I am from Alberta. I have read that we were importing RNs from Philippines to work here as we have such an acute skills shortage. My understanding was the RNs from Phils were being put to work as soon as they were finished an orientation at their workplace. Not only that but that the Health District was paying their airfare, initial lodging and all licensing fees.
Were did you get the stat 500,000 RNs are out of work in Phils? My understanding is there is a critical shortage of nurses there as well.
Nursing shortage is global,
local impact frightful
http://www.manilatimes.net/national/2008/dec/07/yehey/top_stories/20081207top1.html
Ginger's Mom, MSN, RN
3,181 Posts
Sounds like Canada has been go to you, why not support this country by getting your education there?
Is it really less money when you factor in air fares, time lost waiting for paper work being process, the chance you may not pass the nle or CRNE?
Geeze! You have given me much to consider!!!!!I am from Alberta. I have read that we were importing RNs from Philippines to work here as we have such an acute skills shortage. My understanding was the RNs from Phils were being put to work as soon as they were finished an orientation at their workplace. Not only that but that the Health District was paying their airfare, initial lodging and all licensing fees. Were did you get the stat 500,000 RNs are out of work in Phils? My understanding is there is a critical shortage of nurses there as well.Nursing shortage is global, local impact frightfulhttp://www.manilatimes.net/national/2008/dec/07/yehey/top_stories/20081207top1.html
Just check out the threads here in the Philippine forum and you will see many post that they are unable to find work and gain nursing experience which is what a lot of countries require.
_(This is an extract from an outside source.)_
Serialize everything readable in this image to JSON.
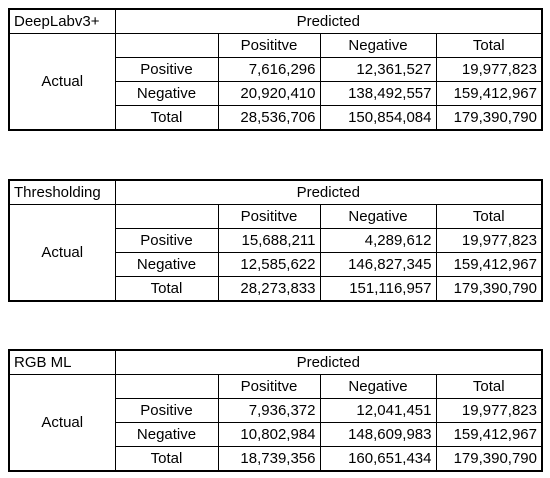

We also have threads in the Canadian/international forum on nurses being fetched over from Philippines and when their training was evaluated it was put on par with PN and not the RN the employers had been expecting
I strongly suggest a good read in these forums
Now the Philippines wants hospitals( US and Canadian) who recruit nurses to pay the school a fee for training the nurse.....they are going to far !!!
Also the article mentions elective surgeries being canceled which is crazy, per diem nurses are being canceled. The article needs a fact checker.
Fiona59
8,343 Posts
If the OP hasn't practised in six years, he would have to take a re-education course here to work as a LPN. In Alberta, you need to have over 1000 hours of employment over a three year period in order to maintain practice permit eligibility.
The nurses from the Phillipines were required to take an introduction to Cdn. nursing course and then had a long orientation period to get used to working here and utilizing skills they claimed were not their responsibilities back home.
The RNS that were brought over to Alberta actually were considered only as being the equivalent of the LPN, not the RN. And they are no longer being brought over as they were before as well.
Please take the time to do some reading as well as be aware of the fact that without Philippine citizenship, you would not be permitted to even write the NLE, let alone work there as an RN. And Canada requires that one possess a local license, so then you would be applying for special consideration and adding much time onto your processing for working again in Canada.
I would go for training in Canada, but as was mentioned above, since you have been away from the field for so long, you no longer have active status for the LPN there as well.